Oleh visual dan narasi film Night and Fog yang memperlihatkan aksi dan akibat dari kekerasan dalam kamp kosentrasi itu membuat saya sangat benci sekali terhadap kekerasan atau kejahatan. Itu menjadi salah satu efek dari tayangan “kekerasan” dalam film, yaitu efek jera. Penonton menjadi jera terhadap suatu kekerasan, sehingga ada kemungkinan ia akan berada pada posisi anti atau membenahi kekerasan tersebut.
Tetapi, Night and Fog bukanlah film untuk anak-anak, dan cerita tersebut bukan pengalaman anak-anak.
Efek serupa namun membahas tentang anak-anak dapat ditemukan dalam televisi seri Black Mirror Season 4, berjudul ArkAngel (2017). Sekali lagi, film ini bukan untuk anak-anak, tetapi dapat dilihat permasalah yang persis dengan problem tayangan kekerasan yang ditujukan kepada anak-anak.
ArkAngel memperlihatkan sebuah teknologi canggih yang ditanamkan dalam otak anak. Oleh perangkat itu, orang tuanya dapat memantau apa yang dilihat mata anaknya.

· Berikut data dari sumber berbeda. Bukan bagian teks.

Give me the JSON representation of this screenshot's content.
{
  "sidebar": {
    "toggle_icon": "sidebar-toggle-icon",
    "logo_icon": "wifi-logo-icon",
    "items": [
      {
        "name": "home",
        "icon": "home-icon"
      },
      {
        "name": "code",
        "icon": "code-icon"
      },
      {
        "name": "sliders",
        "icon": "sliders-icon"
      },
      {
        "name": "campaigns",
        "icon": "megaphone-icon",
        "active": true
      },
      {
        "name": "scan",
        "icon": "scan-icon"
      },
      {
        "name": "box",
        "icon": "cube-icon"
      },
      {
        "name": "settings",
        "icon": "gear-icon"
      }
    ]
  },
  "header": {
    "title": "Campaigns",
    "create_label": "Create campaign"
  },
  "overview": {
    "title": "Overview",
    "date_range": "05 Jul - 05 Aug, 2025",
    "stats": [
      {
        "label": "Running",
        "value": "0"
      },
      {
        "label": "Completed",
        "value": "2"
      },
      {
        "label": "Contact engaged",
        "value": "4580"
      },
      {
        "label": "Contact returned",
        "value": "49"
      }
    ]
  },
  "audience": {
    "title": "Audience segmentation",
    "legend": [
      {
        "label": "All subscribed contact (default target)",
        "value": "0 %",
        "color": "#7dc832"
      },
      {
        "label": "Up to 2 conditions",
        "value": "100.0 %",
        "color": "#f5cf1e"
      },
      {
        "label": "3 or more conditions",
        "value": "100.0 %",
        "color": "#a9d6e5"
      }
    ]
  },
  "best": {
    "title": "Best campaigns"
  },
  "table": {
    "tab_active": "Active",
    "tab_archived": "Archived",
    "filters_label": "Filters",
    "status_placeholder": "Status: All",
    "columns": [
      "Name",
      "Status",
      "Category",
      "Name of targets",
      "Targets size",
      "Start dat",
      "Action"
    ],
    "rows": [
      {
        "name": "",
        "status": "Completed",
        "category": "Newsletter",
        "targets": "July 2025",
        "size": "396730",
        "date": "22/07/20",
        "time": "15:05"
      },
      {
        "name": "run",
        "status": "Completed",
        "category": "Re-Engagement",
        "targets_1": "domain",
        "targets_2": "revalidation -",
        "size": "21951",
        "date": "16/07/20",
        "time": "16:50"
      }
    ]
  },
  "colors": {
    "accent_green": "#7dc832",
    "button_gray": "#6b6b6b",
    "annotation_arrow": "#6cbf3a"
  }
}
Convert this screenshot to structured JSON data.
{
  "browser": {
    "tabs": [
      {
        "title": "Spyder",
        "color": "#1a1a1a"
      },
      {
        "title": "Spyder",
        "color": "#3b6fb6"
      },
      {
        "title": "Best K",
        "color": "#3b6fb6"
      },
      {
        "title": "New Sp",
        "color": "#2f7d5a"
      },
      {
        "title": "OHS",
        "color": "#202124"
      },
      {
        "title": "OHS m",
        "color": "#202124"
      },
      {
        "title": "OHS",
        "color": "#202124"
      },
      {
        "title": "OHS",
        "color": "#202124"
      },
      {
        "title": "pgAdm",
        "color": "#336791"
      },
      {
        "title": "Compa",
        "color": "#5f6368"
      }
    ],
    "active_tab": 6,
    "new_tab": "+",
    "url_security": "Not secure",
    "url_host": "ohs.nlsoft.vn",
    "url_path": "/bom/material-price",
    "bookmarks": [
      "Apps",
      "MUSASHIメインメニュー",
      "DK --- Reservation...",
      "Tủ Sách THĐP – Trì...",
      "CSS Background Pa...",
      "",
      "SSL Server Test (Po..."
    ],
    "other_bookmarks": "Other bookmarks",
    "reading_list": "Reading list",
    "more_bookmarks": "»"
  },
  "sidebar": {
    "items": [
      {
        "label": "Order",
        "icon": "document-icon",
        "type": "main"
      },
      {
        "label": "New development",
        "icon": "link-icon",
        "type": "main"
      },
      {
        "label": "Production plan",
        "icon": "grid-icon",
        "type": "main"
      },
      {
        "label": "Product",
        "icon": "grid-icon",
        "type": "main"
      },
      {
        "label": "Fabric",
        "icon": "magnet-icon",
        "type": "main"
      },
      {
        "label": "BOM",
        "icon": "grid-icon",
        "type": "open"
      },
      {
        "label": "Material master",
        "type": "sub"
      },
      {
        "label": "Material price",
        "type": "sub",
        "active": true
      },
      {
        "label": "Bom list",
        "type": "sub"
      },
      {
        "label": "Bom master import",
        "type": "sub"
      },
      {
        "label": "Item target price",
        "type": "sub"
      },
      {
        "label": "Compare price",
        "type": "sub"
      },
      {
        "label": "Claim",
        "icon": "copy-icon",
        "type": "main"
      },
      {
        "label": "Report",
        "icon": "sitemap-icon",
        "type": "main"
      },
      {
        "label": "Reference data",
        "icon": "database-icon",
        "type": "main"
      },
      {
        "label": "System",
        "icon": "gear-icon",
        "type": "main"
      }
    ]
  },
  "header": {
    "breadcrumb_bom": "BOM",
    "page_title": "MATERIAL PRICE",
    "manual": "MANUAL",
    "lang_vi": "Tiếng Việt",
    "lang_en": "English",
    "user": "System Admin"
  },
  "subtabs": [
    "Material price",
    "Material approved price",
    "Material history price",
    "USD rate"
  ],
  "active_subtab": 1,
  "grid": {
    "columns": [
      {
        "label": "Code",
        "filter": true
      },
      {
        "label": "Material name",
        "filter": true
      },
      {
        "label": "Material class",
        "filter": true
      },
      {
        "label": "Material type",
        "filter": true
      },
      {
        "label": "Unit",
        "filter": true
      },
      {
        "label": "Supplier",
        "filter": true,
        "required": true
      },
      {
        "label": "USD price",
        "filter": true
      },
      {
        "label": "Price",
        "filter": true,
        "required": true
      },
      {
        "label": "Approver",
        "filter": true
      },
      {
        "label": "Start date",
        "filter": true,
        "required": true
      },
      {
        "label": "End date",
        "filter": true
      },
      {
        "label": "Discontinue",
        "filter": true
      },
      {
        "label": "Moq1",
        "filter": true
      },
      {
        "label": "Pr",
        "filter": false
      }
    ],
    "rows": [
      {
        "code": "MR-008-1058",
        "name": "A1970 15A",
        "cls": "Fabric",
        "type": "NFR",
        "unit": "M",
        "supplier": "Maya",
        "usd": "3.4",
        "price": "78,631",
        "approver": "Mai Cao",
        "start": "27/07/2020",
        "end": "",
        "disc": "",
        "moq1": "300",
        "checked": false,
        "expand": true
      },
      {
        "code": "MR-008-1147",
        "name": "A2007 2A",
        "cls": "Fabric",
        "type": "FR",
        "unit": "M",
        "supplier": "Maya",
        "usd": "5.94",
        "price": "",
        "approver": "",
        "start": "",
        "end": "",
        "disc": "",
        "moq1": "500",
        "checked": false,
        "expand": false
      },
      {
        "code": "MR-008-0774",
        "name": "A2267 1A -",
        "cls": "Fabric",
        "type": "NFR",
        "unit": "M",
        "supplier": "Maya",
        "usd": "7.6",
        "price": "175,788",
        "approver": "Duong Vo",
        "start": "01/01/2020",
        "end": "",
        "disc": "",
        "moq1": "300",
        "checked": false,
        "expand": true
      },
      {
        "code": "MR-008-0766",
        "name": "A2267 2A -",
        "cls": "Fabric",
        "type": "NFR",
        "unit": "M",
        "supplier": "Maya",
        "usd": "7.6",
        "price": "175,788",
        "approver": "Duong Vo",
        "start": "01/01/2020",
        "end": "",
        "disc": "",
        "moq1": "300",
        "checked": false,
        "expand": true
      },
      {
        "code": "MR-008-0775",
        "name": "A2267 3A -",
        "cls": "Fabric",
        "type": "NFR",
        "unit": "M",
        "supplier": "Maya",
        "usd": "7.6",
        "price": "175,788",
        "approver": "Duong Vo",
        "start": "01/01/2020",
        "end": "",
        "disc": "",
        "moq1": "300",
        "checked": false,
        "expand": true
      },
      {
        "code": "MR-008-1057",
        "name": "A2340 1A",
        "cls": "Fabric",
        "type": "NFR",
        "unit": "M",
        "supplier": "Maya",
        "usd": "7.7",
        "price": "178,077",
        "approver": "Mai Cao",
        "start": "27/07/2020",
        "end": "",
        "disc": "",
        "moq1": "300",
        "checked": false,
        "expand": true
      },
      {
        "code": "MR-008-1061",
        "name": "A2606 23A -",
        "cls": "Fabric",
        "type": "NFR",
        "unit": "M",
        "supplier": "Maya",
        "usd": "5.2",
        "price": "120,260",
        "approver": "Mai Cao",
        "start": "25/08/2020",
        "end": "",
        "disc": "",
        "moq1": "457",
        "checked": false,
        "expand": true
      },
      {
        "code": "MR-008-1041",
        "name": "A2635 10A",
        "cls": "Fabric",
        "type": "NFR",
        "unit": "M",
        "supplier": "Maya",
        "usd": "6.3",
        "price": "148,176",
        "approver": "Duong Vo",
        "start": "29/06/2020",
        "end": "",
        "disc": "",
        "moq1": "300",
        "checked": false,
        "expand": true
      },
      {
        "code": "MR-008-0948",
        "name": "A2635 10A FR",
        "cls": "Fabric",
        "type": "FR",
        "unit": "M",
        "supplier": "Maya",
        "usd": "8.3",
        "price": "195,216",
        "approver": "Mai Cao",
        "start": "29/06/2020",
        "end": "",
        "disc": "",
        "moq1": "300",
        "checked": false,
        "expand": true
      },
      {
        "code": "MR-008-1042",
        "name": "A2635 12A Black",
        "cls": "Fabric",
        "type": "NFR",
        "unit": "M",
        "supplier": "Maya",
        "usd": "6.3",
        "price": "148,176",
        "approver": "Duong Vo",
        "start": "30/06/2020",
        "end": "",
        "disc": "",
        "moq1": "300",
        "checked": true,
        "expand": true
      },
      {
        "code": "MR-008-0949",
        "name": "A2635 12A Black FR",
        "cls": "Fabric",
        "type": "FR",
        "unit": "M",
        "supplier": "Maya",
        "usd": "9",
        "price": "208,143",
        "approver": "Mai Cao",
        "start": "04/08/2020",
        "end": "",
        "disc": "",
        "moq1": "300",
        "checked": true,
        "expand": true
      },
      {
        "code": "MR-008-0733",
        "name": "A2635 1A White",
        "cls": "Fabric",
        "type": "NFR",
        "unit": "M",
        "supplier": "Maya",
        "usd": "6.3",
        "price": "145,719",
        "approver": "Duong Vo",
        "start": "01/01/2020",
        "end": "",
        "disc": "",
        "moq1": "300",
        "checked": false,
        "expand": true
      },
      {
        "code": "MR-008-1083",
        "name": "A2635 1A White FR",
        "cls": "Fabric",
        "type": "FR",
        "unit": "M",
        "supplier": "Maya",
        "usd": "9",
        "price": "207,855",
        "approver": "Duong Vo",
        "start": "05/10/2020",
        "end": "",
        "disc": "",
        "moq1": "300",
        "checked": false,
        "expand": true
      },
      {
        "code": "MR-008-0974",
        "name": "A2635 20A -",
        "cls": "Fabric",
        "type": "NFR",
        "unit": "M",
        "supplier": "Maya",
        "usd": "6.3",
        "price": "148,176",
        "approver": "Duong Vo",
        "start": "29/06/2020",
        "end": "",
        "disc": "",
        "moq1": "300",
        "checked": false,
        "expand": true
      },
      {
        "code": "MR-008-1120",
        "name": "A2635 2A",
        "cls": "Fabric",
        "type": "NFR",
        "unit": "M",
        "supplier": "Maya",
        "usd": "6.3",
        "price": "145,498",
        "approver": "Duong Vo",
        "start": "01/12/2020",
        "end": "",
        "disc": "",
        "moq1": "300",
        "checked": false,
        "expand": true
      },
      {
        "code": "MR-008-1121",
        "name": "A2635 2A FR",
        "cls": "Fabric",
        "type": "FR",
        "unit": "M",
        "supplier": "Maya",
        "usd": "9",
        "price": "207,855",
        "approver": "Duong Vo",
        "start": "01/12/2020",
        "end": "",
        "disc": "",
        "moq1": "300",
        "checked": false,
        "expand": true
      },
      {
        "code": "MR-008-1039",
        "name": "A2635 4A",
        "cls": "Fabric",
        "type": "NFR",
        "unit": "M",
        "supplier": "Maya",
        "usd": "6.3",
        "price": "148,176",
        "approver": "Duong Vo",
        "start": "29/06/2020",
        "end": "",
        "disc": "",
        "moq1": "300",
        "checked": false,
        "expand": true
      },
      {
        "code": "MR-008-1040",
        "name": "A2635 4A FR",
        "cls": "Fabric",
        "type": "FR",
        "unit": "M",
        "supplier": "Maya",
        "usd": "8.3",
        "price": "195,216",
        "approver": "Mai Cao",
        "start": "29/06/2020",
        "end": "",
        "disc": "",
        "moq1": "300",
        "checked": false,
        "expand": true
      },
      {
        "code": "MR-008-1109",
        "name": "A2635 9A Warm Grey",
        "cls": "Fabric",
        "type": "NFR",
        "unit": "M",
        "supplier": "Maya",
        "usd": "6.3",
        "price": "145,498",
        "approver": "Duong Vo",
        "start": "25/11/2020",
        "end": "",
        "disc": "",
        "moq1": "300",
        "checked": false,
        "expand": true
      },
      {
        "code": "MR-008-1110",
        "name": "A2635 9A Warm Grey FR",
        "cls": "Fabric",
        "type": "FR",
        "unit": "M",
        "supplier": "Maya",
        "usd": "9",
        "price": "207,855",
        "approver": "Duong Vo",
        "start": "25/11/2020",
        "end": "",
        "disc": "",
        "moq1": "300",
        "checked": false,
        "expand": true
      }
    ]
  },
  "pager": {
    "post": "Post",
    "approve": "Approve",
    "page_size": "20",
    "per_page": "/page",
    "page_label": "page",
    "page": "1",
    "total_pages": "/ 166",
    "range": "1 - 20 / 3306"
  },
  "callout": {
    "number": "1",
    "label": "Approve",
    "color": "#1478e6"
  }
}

Dibantu oleh sebuah gawai yang terhubung dengan cip dalam otak anak itu, orang tua dapat memburamkan bagian-bagian tertentu yang dianggap tidak cocok bagi anaknya, baik itu tayangan kekerasan atau hal-hal yang membuat anaknya takut (memburamkan gambar anjing di sebelah rumahnya ketika anaknya lewat dekat anjing itu), bahkan bisa diatur secara otomatis.
Setelah hal itu berlangsung beberapa waktu, anak itu biasa menggambar adegan-adegan kekerasan, di sekolahnya. Ketika diperiksa oleh psikolog, sikap anak itu dikatakan tidak wajar, dan itu merupakan pengaruh oleh aksi orang tuanya yang menyensor “kekerasan” dalam penglihatan anaknya.
Dari paparan itu dapat ditarik bahwa, ArkAngel ingin memperlihatkan sikap orang tua yang posesif dengan menyensor bagian kekerasan dalam hidup anaknya dapat menghasilkan hal yang kontra, yaitu anaknya menjadi tidak tahu apa itu kekerasan dan menganggap “kekerasan” biasa saja.
Pada pengalaman saya atas film Night and Fog dan salah satu poin pada film ArkAngel dapat disimpulkan bahwa, untuk memahami betapa tidak baiknya kekerasan maka kekerasan itu mesti dilihat. Dengan kata lain, untuk mendefinisikan suatu kebaikan mesti dengan memperlihatkan oposisinya. Meskipun itu ditujukan untuk anak-anak barangkali perlu suatu porsi atau “bimbingan” dari orang dekatnya.